The boy's DUNE GOOD!
Heartthrob Timothee Chalamet leads an all-star cast in this marathon sci-fi sequel - just don't forget your sandwiches
Dune: Part Two (12A, 166 mins) Verdict: A sandy spectacular ★★★★☆
DUNE was bursting out all over London;s Leicester Square at the world premiere a couple of weeks ago. I’ve been to lots of grand openings there down the years, but never to one quite as flamboyant, with quite as much fanfare, causing so much frenzy.
Probably not for 60 years, since the heyday of The Beatles, has that patch of central London resounded with the kind of noisy adoration directed (this time) at the star of the Dune films, 28-year-old Timothee Chalamet. And at least there were four Beatles to share the attention. The young American star gets ‘Chalamania’, as it’s known, all to himself.
The bigger issue, though, was this: would Denis Villeneuve’s epic sequel justify the razzamatazz, not to mention the investment of an entire evening? Dune: Part Two lasts almost three hours. It is even longer than the first film, and that seemed to go on forever.
HAPPILY, it does. The 2021 movie tackled many of the plot complexities that for years fuelled the belief that Frank Herbert’s mighty 1965 science-fiction novel was ‘unfilmable’ (claims not exactly punctured by David Lynch’s 1984 stinker). It was terrific, but exhausting, laboriously introducing us to the inter-planetary empire Herbert imagined, and the various dynasties grappling for power or simply survival.
The sequel has a mercifully more straightforward narrative.
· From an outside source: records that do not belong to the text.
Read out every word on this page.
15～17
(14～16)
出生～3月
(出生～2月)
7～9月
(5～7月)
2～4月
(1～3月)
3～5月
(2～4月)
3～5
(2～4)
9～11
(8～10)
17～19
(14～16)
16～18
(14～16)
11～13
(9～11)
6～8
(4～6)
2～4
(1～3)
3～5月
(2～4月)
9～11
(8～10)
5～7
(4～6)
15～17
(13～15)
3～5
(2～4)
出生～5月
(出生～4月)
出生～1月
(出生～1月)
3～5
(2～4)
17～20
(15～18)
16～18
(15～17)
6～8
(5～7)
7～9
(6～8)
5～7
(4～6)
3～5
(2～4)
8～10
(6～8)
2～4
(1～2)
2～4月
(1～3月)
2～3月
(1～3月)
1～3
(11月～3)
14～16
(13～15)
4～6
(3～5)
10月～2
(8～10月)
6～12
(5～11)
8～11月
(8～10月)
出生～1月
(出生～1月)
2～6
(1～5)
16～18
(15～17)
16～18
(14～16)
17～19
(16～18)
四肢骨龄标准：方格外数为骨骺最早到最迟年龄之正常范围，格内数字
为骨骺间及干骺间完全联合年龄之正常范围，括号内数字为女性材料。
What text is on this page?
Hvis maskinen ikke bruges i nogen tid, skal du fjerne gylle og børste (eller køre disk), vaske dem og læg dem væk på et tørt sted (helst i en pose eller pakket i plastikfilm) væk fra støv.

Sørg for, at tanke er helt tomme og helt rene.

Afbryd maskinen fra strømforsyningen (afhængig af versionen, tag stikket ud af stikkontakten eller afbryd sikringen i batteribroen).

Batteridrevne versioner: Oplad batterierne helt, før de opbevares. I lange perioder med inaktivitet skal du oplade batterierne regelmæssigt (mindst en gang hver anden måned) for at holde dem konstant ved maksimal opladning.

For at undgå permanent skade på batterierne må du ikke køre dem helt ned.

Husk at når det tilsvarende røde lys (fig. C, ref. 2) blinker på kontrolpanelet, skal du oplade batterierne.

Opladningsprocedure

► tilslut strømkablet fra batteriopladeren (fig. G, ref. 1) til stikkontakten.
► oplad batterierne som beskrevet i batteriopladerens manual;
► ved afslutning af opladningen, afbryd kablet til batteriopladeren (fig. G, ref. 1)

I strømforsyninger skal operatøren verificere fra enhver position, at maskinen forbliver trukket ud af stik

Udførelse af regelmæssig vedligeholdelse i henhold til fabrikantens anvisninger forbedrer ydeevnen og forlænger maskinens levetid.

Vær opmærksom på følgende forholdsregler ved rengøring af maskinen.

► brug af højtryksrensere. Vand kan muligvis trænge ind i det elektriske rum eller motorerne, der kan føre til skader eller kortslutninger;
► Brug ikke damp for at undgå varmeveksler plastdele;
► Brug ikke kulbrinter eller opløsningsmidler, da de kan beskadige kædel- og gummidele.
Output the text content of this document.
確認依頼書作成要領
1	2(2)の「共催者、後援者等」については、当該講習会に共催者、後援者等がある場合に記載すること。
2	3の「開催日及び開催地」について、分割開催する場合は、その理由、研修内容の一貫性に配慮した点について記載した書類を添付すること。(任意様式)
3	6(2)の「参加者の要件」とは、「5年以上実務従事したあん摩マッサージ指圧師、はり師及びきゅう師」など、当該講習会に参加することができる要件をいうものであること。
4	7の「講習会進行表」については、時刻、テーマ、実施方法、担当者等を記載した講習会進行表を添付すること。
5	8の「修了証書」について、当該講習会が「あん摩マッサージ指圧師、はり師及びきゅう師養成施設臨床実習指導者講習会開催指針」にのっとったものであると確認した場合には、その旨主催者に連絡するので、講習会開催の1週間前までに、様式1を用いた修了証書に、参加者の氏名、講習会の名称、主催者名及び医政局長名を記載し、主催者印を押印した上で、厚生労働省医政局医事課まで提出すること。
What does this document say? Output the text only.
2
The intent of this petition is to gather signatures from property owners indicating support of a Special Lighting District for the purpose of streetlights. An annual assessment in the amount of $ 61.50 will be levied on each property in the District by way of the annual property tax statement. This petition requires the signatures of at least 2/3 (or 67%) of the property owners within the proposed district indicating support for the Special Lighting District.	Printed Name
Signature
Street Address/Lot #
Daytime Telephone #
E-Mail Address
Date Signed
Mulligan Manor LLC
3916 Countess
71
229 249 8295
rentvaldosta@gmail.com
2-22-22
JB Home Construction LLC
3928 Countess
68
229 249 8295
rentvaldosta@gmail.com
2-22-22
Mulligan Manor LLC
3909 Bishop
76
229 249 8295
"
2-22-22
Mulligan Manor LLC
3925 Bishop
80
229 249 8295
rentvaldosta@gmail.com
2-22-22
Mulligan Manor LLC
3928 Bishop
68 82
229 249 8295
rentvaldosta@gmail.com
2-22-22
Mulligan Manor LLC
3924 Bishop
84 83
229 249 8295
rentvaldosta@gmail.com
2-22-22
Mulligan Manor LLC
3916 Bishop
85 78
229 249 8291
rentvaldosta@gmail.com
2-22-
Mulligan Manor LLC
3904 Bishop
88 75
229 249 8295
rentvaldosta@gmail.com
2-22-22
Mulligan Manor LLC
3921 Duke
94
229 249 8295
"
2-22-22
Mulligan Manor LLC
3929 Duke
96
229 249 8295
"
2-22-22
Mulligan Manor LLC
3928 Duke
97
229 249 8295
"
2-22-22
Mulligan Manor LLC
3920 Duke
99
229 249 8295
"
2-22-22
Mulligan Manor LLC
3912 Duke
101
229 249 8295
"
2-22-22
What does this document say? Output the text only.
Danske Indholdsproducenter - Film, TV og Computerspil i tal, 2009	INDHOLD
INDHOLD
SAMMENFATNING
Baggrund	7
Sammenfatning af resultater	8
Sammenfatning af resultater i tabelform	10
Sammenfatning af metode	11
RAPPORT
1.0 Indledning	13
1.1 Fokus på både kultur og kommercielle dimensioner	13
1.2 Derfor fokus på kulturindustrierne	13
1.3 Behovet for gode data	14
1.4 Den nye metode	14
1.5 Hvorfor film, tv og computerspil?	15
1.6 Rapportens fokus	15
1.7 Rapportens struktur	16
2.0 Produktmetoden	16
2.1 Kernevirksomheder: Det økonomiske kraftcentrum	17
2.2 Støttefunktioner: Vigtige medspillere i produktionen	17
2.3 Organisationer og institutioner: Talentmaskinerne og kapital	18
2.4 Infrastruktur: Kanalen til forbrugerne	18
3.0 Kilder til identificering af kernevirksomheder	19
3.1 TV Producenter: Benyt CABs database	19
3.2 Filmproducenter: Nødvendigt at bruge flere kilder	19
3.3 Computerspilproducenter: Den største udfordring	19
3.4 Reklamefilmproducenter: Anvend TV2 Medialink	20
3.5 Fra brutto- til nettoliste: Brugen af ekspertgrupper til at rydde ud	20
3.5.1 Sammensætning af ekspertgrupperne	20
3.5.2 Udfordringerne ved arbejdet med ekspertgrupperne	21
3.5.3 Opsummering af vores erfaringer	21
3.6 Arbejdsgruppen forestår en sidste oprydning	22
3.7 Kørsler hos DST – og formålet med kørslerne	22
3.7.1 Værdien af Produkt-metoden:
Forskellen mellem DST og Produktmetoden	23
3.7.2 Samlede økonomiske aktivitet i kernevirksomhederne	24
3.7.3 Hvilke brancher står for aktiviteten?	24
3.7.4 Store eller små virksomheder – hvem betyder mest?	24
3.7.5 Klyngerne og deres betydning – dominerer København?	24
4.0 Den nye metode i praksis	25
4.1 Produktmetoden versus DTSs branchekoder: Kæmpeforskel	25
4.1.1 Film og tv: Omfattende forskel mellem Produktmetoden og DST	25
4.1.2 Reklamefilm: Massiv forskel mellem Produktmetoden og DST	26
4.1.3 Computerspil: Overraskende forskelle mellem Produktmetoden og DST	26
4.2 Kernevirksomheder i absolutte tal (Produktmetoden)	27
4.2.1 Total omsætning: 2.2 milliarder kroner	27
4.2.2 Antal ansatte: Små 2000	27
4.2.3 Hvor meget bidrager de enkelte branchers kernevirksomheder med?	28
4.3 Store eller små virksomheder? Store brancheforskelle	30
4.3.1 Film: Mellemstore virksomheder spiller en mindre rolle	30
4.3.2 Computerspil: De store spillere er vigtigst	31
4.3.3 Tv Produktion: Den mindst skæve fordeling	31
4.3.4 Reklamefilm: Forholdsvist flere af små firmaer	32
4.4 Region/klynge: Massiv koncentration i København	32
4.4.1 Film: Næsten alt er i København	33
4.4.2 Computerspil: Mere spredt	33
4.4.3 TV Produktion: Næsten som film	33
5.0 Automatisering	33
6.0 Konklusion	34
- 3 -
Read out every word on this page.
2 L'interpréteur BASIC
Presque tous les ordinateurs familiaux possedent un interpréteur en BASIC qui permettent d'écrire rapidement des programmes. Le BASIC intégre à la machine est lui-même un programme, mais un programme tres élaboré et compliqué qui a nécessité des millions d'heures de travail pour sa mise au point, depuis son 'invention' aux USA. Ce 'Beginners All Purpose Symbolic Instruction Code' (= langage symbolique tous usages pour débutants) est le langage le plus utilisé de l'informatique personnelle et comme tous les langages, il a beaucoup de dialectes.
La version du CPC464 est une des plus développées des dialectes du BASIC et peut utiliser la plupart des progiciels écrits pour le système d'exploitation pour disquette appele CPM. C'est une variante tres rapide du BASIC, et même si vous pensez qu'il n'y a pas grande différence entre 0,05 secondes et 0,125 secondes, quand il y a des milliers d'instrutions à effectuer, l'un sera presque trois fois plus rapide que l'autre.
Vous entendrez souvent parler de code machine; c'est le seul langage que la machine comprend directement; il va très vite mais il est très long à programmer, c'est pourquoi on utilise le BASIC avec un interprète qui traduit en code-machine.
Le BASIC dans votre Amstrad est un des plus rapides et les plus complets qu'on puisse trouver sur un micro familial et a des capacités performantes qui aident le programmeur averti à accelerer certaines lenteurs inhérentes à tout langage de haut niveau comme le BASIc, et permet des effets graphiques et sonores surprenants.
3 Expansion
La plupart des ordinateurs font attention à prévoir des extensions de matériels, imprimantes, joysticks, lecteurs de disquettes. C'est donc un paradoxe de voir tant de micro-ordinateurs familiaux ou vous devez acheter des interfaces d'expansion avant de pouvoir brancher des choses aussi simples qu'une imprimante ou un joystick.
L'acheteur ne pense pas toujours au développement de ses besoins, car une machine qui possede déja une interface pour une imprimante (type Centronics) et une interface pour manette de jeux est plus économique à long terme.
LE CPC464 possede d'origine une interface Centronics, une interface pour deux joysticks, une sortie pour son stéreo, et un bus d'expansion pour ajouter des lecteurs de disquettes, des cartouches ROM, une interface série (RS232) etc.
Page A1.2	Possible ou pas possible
On the barren planet Arrakis, with most of his own kinsfolk wiped out, Paul Atreides (Chalamet) prepares to lead the beleaguered, disenfranchised Fremen tribe against his and their mortal enemies, the formidably evil House Harkonnen.
Ruled by the grotesque Baron Harkonnen (Stellan Skarsgard in a wobbly fat suit), to whom they swear allegiance at chilling Nuremberg-style rallies, the Harkonnen owe their political and military supremacy to their control of ‘spice’ — the most valuable commodity in this universe, generally assumed by Dune devotees to be a metaphor for oil.
Paul’s aim is to disrupt spice production, but unlike our own Just Stop Oil brigade, he needs to do more than lie down on a motorway. Anyway, Arrakis doesn’t have motorways. It’s a vast desert, in which he must prove himself to the Fremen by undergoing various challenges, such as sand-surfing behind a worm roughly the size of a superyacht.
Paul has a useful ally in the Fremen chief, Stilgar (Javier Bardem), not to mention a Fremen lover, the smouldering and beautiful Chani (Zendaya).
But there are others who mistrust him. Is he a false prophet or their true ‘mahdi’, their messiah? His modesty clinches it. ‘The Mahdi is too humble to say he is the Mahdi,’ someone says, approvingly, which reminded me strongly of the scene in The Life Of Brian, when Brian’s efforts to convince his followers that he is entirely ordinary backfire, on the basis that only the true messiah would deny his divinity.
I hope Villeneuve had Monty Python in mind, too, because there isn’t otherwise much obvious wit or fun in this film.
But it is supremely stylish, with a piercing Hans Zimmer score and marvellous work by cinematographer Greig Fraser. Mostly, the action unfolds in subtle shades of brown and beige, as if the set designers were told to restrict themselves to the edges of the Farrow & Ball colour chart. This makes Paul’s eyes look even bluer, a bit like Peter O’Toole’s in Lawrence of Arabia. As Noel Coward famously said at that pre miere, if he’d been any prettier it could have been called Florence of Arabia. The same is true of Chalamet Any more ravishing and they’d have had to call it June.
But Paul is a fierce warrior first and foremost, who has a truly gripping set-piece duel with the emerging champion of the Harkonnen (a shaven-headed Austin Butler), and whose muscular beauty pleases
Princess Irulan (Florence Pugh), scheming daughter of the Emperor (Christopher Walken).
Butler, Pugh and Walken are all new additions to the cast, incidentally, along with Lea Seydoux and, in a cameo, Anya Taylor-Joy. From the first film, Rebecca Ferguson and Charlotte Rampling also return. There are stars everywhere you look, in a movie that is lavish in every way, and demands to be seen on a big screen.
It’s genuinely spectacular. But take sandwiches.